That's a great idea ... which is why it's already in the works.
However, we can't "track the clone status of files", which is why I haven't done this already.
Basically what we want to do is implement the same logic for cloned file that we do for hard links. The ideal solution is to detect when a file is a cloned copy of another file being captured. And when those two files are restored, restore the first file and then clone it to restore the second file.
The problem is that (unlike hard links), the filesystem provides no information whatsoever about which files are clones of other files. And even if it did, cloned file can later be modified wherein it becomes a "partial" clone of that other file?with some blocks sharing storage with the original file and other blocks being independent of the original.
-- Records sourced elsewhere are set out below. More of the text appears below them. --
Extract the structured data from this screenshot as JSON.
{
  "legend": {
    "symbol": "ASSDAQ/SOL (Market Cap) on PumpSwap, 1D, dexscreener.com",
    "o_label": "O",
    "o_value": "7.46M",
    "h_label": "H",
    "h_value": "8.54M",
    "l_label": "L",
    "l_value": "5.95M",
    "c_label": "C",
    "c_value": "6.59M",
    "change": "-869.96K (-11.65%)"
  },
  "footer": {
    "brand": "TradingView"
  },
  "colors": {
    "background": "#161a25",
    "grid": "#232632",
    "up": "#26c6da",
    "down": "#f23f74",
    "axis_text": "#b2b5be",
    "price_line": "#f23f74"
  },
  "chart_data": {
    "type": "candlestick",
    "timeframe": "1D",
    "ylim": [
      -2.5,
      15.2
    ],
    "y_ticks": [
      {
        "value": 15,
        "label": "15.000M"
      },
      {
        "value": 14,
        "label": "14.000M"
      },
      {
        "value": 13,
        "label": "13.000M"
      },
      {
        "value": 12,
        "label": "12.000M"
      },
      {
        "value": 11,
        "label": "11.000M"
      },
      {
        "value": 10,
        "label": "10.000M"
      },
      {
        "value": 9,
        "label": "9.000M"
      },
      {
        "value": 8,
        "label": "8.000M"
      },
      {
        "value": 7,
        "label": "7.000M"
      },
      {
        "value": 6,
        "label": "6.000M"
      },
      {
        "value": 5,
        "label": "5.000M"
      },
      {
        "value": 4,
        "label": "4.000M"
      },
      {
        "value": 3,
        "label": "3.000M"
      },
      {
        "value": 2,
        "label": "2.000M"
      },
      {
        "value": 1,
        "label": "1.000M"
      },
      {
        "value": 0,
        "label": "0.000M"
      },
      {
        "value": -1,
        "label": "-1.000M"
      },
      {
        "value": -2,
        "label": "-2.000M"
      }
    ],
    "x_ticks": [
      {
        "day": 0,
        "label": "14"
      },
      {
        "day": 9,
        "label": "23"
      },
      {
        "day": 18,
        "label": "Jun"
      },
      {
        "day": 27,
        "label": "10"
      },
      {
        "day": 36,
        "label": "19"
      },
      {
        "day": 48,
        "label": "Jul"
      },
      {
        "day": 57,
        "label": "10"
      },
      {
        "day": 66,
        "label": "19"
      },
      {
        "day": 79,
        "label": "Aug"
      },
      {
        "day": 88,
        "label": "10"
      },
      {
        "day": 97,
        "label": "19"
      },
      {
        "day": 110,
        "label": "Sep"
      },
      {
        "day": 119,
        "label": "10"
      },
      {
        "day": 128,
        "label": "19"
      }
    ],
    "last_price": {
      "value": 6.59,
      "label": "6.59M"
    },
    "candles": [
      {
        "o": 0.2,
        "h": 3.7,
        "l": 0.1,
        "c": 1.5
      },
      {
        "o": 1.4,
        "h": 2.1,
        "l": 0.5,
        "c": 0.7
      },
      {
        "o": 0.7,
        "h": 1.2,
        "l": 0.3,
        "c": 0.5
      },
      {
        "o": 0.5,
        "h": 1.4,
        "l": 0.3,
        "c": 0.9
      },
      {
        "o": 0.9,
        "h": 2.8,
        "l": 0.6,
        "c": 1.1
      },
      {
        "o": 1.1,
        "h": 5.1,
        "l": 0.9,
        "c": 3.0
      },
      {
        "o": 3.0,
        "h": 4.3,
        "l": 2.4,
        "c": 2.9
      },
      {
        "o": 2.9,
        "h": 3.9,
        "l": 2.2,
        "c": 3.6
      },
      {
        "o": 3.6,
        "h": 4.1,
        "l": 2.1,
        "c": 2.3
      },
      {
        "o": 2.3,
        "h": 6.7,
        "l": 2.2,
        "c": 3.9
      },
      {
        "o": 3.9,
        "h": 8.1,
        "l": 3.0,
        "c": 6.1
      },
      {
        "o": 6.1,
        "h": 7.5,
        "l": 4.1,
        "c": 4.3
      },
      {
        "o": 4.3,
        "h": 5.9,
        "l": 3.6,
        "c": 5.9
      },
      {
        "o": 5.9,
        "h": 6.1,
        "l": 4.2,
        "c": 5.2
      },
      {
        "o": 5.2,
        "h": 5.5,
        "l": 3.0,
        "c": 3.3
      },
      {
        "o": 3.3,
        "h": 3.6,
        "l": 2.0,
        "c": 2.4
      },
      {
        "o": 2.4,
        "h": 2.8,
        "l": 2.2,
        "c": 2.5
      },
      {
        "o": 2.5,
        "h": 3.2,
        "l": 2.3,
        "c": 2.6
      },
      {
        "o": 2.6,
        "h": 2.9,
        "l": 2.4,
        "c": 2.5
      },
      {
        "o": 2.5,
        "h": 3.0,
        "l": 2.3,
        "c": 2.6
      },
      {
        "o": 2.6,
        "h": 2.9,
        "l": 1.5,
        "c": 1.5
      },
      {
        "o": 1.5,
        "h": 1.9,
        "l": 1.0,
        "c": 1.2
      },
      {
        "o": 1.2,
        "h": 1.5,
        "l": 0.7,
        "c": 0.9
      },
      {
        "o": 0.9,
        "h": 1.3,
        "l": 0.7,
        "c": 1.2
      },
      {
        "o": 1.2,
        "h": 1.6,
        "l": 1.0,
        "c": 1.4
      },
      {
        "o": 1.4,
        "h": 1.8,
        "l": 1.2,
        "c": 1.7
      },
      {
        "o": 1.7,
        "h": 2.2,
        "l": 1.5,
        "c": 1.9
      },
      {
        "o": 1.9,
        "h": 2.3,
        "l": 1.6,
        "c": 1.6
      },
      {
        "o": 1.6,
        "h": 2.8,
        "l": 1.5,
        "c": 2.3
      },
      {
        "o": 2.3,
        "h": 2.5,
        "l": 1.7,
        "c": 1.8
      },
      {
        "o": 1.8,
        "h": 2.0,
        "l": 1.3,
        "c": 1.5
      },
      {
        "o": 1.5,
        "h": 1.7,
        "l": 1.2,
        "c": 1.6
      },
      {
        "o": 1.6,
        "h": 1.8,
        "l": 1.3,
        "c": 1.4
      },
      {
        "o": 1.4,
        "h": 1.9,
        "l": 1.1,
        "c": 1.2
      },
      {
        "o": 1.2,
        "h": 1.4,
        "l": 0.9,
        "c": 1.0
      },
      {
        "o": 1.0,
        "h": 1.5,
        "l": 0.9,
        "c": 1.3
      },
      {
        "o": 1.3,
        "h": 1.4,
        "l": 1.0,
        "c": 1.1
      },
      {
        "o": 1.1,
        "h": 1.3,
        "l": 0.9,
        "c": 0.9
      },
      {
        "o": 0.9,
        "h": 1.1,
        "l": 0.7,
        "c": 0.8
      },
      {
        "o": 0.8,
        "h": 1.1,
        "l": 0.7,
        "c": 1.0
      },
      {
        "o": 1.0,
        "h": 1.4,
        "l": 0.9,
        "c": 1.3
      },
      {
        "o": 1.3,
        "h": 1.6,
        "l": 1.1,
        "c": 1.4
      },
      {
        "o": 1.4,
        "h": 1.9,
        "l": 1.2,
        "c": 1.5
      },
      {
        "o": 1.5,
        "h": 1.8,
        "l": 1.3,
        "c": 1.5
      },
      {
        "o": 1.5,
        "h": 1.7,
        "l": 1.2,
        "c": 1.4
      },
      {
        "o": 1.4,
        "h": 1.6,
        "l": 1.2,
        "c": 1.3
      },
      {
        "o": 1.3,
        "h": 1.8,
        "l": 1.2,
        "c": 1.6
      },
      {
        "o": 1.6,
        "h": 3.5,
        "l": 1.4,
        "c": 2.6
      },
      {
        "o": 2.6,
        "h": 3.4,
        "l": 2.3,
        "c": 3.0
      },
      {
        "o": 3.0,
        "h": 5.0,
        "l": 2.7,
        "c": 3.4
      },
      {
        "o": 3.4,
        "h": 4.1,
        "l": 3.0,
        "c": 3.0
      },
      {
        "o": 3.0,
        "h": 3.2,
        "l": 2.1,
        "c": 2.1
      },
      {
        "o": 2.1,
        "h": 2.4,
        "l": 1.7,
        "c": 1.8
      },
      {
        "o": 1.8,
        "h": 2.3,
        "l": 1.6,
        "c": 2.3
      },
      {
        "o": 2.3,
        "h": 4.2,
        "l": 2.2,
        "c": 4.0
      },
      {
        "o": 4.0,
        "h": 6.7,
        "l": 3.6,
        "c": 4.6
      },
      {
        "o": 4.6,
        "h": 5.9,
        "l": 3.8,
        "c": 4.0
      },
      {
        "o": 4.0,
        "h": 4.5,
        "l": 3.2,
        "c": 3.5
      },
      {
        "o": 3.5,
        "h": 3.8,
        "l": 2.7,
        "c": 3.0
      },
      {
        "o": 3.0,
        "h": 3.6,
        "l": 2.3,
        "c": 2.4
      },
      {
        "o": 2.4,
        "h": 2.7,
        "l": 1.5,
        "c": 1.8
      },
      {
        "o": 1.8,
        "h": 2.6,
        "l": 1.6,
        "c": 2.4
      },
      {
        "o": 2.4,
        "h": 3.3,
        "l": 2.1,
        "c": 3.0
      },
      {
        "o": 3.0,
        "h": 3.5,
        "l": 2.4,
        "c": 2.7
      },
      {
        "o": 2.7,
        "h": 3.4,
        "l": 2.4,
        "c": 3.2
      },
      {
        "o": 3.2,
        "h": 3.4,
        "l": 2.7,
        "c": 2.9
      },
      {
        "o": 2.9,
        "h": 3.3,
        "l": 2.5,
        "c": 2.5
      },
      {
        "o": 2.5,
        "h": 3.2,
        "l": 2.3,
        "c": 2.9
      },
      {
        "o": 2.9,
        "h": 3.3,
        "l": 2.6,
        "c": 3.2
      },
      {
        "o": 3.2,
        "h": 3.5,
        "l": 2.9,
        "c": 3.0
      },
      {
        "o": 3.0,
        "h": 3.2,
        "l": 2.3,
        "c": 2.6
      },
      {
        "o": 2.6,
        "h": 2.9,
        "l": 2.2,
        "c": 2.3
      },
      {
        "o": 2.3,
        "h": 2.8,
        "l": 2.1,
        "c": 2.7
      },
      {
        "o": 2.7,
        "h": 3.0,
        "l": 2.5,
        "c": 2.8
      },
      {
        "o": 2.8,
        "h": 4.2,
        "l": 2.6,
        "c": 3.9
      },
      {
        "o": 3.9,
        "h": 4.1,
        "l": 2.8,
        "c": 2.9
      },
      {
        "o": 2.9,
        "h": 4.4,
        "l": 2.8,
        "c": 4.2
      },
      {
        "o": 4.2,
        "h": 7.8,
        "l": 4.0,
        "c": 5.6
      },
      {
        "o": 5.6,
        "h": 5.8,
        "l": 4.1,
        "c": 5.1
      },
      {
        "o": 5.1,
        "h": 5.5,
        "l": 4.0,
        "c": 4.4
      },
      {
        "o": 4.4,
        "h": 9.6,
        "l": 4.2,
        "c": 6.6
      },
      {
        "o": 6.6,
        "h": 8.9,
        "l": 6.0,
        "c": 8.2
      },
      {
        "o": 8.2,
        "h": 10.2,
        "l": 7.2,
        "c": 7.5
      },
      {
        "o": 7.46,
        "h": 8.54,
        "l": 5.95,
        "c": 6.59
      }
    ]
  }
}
So the two files could still be different and must be treated as unique files.
What we need to do is to build a "cloned file recognition" engine that can detect when a second file is a full or partial clone of another file. But to do that thoroughly requires a massive amount of memory and processing time, since we'd literally have to compare the data allocation of every file with every other file.
So the idea on the workbench right now is to (a) limit cloned file recognition to relatively large (multi-megabyte) files and (b) make it probabilistic, so it matches cloned files imperfectly, but is likely to recognize very large cloned files. This would, hopefully, be a reasonable trade off between capture speed and catching a few large cloned files. But I haven't proven it will work yet.